I woke up this morning into a new decade. That’s right, I turned 30. And for a brief moment I panicked. Where did my 20s go? What have I done? And does any of it matter? Is my circuitous path actually leading anywhere?
As I was having this existential crisis, this picture came up on my timehop:
It’s from three years ago, on my 27th birthday. We were getting ready to move to New York City, where I would earn a masters degree in education leadership. Before leaving Florida (we thought permanently), we decided to finally visit Weeki Wachee state park and see the mermaid show. I remember that I had just gotten my nose pierced (a short-lived piercing, as I had to apply for jobs less than a year later) and I was worried that the little diamond would come out on the water slide. I went anyway. It was nuclear hot outside but the spring water was icy cold. I also remember watching a silly reptile (or bird?) show, and my husband and two wonderful friends unquestioningly indulging my enthusiasm about it.

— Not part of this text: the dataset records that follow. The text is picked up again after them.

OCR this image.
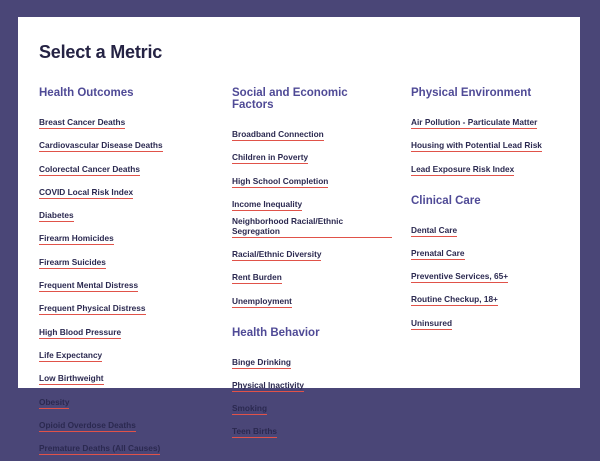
Select a Metric
Health Outcomes
Breast Cancer Deaths
Cardiovascular Disease Deaths
Colorectal Cancer Deaths
COVID Local Risk Index
Diabetes
Firearm Homicides
Firearm Suicides
Frequent Mental Distress
Frequent Physical Distress
High Blood Pressure
Life Expectancy
Low Birthweight
Obesity
Opioid Overdose Deaths
Premature Deaths (All Causes)
Social and Economic Factors
Broadband Connection
Children in Poverty
High School Completion
Income Inequality
Neighborhood Racial/Ethnic Segregation
Racial/Ethnic Diversity
Rent Burden
Unemployment
Health Behavior
Binge Drinking
Physical Inactivity
Smoking
Teen Births
Physical Environment
Air Pollution - Particulate Matter
Housing with Potential Lead Risk
Lead Exposure Risk Index
Clinical Care
Dental Care
Prenatal Care
Preventive Services, 65+
Routine Checkup, 18+
Uninsured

And then I realized that my 20s were full of beautiful little moments like that, punctuated by a series of big moments. I graduated college. I traveled to at least seven countries. I walked multiple miles to buy almond croissants from my favorite New York bakery. I married the love of my life. I bought and sold a house. I challenged my husband to ping pong tournaments over craft beers. I ran a triathalon. I marched in a parade. I grieved over senseless loss. I visited the Louvre. I made and developed precious friendships. I started a career. I walked through fresh snow in Central Park. I threw a punch. I earned a masters degree. I hunted for seashells on Sarasota beaches. I made mistakes. I learned from them. (mostly). And, pivotally, in the waning moments of the decade, I brought a life into the world.
I am struggling to express the sensation I have, but here, after many false starts, is my best effort: Each person, each relationship, each moment of my thirty years is a tiny, invisible anchor, keeping me from drifting off, giving me a place. I feel connected, like I belong a little bit to each of you, and a lot to some of you. And that is maybe the greatest birthday gift of all.